Un olor nauseabundo lo recibió en el interior de la caseta. Los tres cerdos que se revolcaban en el fango acudieron gruñendo al otro lado de la barrera de madera: un macho, el más gordo, y dos hembras con el morro rosa cubierto de excrementos.
– ¿Qué les da de comer?
El sacerdote se había quedado en el quicio de la puerta.
– De todo… todo lo que pillo por ahí…
Neuman abrió la barrera del box y liberó a los animales. El hombrecillo quiso hacer un gesto para retenerlos -los cerdos iban a arrasar su preciado huerto- pero cambió de idea. Neuman se inclinó sobre la cloaca. Sacó su navaja y con la hoja removió la masa infecta en la que chapoteaba. Entre los desechos aparecieron unos huesos: huesos humanos… La mayor parte estaban roídos por los cerdos… Por el tamaño, parecían huesos de niño… Los había a montones…
El Boulder National Park albergaba una colonia de pingüinos del Cabo. Los animalillos brincaban libremente por la playa de arena blanca, y las olas estruendosas les servían de trampolín. Neuman caminó a zancadas regulares por la arena mojada.
Zina lo esperaba en las rocas, entre el rocío de mar que el viento arrojaba contra su vestido. Lo vio llegar desde lejos, como un gigante incongruente entre los pingüinos que se balanceaban, y se apretó con más fuerza las rodillas dobladas. El caminó hasta el arrecife, y dirigiéndose a ella, asesinó toda idea de amor:
– ¿Tienes el documento?
A su lado, sobre la roca, había una carpetilla de plástico. Zina quería hablarle de ellos dos, pero nada encajaba en ese decorado.
– Es todo lo que he podido conseguir -dijo.

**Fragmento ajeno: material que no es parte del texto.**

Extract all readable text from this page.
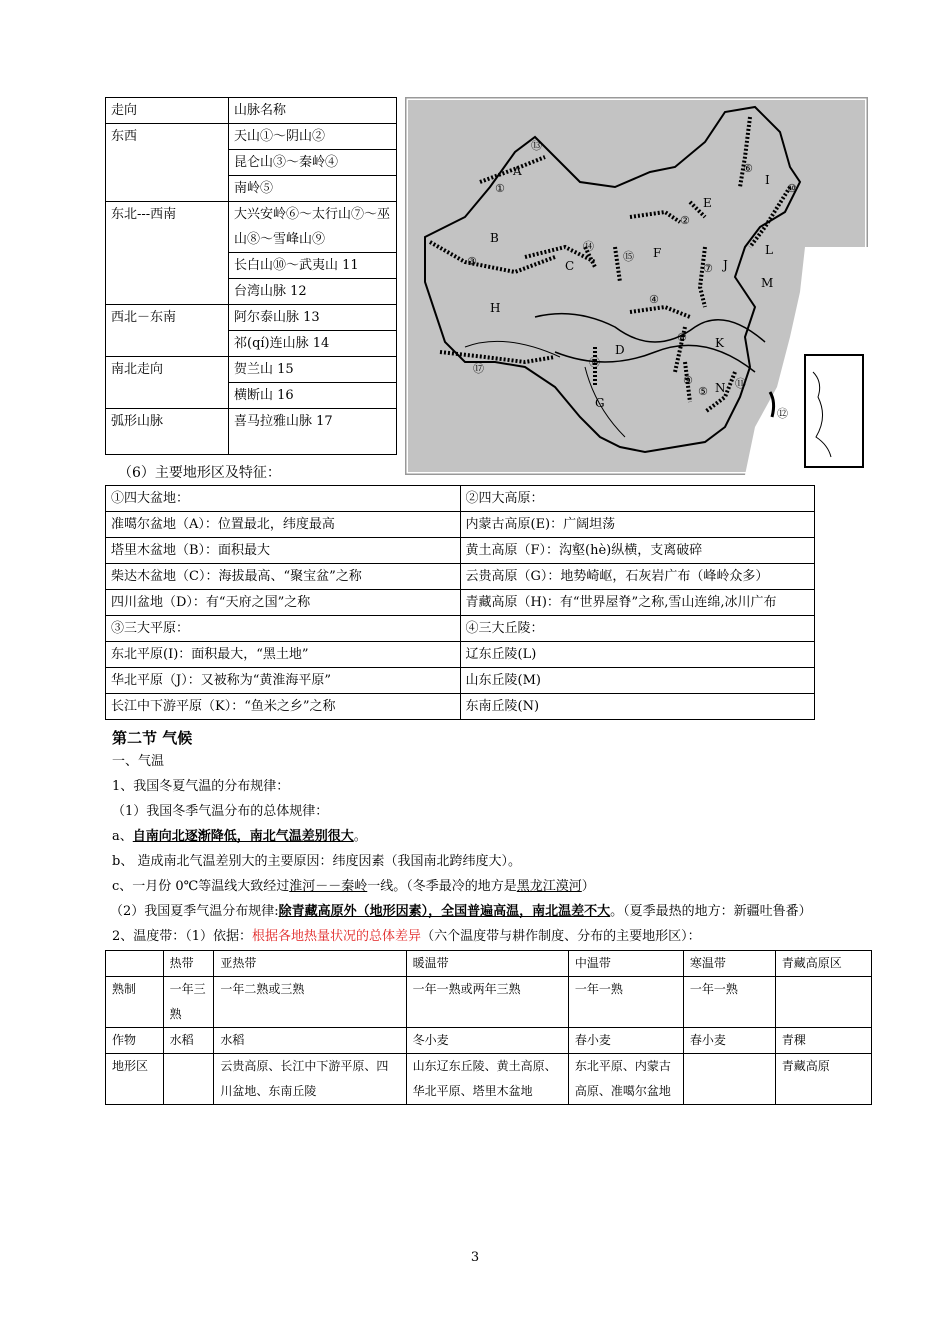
走向	山脉名称
东西	天山①～阴山②
	昆仑山③～秦岭④
	南岭⑤
东北---西南	大兴安岭⑥～太行山⑦～巫山⑧～雪峰山⑨
	长白山⑩～武夷山 11
	台湾山脉 12
西北－东南	阿尔泰山脉 13
	祁(qí)连山脉 14
南北走向	贺兰山 15
	横断山 16
弧形山脉	喜马拉雅山脉 17
A
B
C
D
E
F
G
H
I
J
K
L
M
N
①
②
③
④
⑤
⑥
⑦
⑧
⑨
⑩
⑪
⑫
⑬
⑭
⑮
⑯
⑰
（6）主要地形区及特征：
①四大盆地：	②四大高原：
准噶尔盆地（A）：位置最北，纬度最高	内蒙古高原(E)：广阔坦荡
塔里木盆地（B）：面积最大	黄土高原（F）：沟壑(hè)纵横，支离破碎
柴达木盆地（C）：海拔最高、“聚宝盆”之称	云贵高原（G）：地势崎岖，石灰岩广布（峰岭众多）
四川盆地（D）：有“天府之国”之称	青藏高原（H)：有“世界屋脊”之称,雪山连绵,冰川广布
③三大平原：	④三大丘陵：
东北平原(I)：面积最大，“黑土地”	辽东丘陵(L)
华北平原（J）：又被称为“黄淮海平原”	山东丘陵(M)
长江中下游平原（K）：“鱼米之乡”之称	东南丘陵(N)
第二节 气候
一、气温
1、我国冬夏气温的分布规律：
（1）我国冬季气温分布的总体规律：
a、自南向北逐渐降低，南北气温差别很大。
b、 造成南北气温差别大的主要原因：纬度因素（我国南北跨纬度大）。
c、一月份 0℃等温线大致经过淮河－－秦岭一线。（冬季最冷的地方是黑龙江漠河）
（2）我国夏季气温分布规律:除青藏高原外（地形因素），全国普遍高温，南北温差不大。（夏季最热的地方：新疆吐鲁番）
2、温度带：（1）依据：根据各地热量状况的总体差异（六个温度带与耕作制度、分布的主要地形区）：
	热带	亚热带	暖温带	中温带	寒温带	青藏高原区
熟制	一年三熟	一年二熟或三熟	一年一熟或两年三熟	一年一熟	一年一熟	
作物	水稻	水稻	冬小麦	春小麦	春小麦	青稞
地形区		云贵高原、长江中下游平原、四川盆地、东南丘陵	山东辽东丘陵、黄土高原、华北平原、塔里木盆地	东北平原、内蒙古高原、准噶尔盆地		青藏高原
3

Neuman olvidó los cohetes negros que explotaban en su cabeza y cogió la carpeta. El documento no tenía membrete ni mención que permitiera identificarlo, pero contenía un informe completo sobre el hombre al que estaba buscando.
Joost Terreblanche había trabajado para los servicios secretos durante el apartheid y figuraba entre los miembros de la Broederbond, la «Liga de los Hermanos», una sociedad secreta que reunía a la supuesta élite afrikáner, y de cuyas actividades poco se sabía. Pese a su implicación en Project Coast y en la desaparición de varios activistas negros, Terreblanche no había sido perseguido por la justicia. Eran pocos los procesos que habían prosperado, razón por la cual pocos antiguos miembros del ejército habían colaborado con la Comisión Verdad y Reconciliación de Desmond Tutu: algunas ramas de los antiguos servicios de seguridad se habían beneficiado así de una impunidad casi total pese a haber cometido graves violaciones de los derechos humanos. Terreblanche había abandonado el ejército tras la caída del régimen con el grado de coronel, y se había reconvertido en el negocio de la seguridad privada a través de varias empresas sudafricanas, en especial la agencia ATD, de la que era uno de los propietarios y accionistas. Según la fuente del informe, Terreblanche gozaba de protección en todos los ámbitos, tanto en Sudáfrica como en Namibia, donde el conflicto entre los dos países había permitido múltiples infiltraciones. Se sospechaba que había llevado a cabo operaciones paramilitares en distintos países de los Grandes Lagos (tráfico de armas y contratación de mercenarios). El informe mencionaba en especial una base situada en el desierto del Namib, una vieja granja muy vigilada en mitad de una zona protegida, donde Terreblanche llevaba a cabo sus actividades con total tranquilidad.
Namibia…
Las olas se estrellaban contra la playa, escupiendo pingüinos; Zina observaba al zulú, enfrascado en su lectura, extrañamente pálido bajo su máscara. Conocerse había sido algo parecido a una corriente de aire. Un impulso que nunca tendría que haber tenido lugar y que, sin embargo, los precipitaba el uno hacia el otro. No era el momento, pero nunca sería el momento.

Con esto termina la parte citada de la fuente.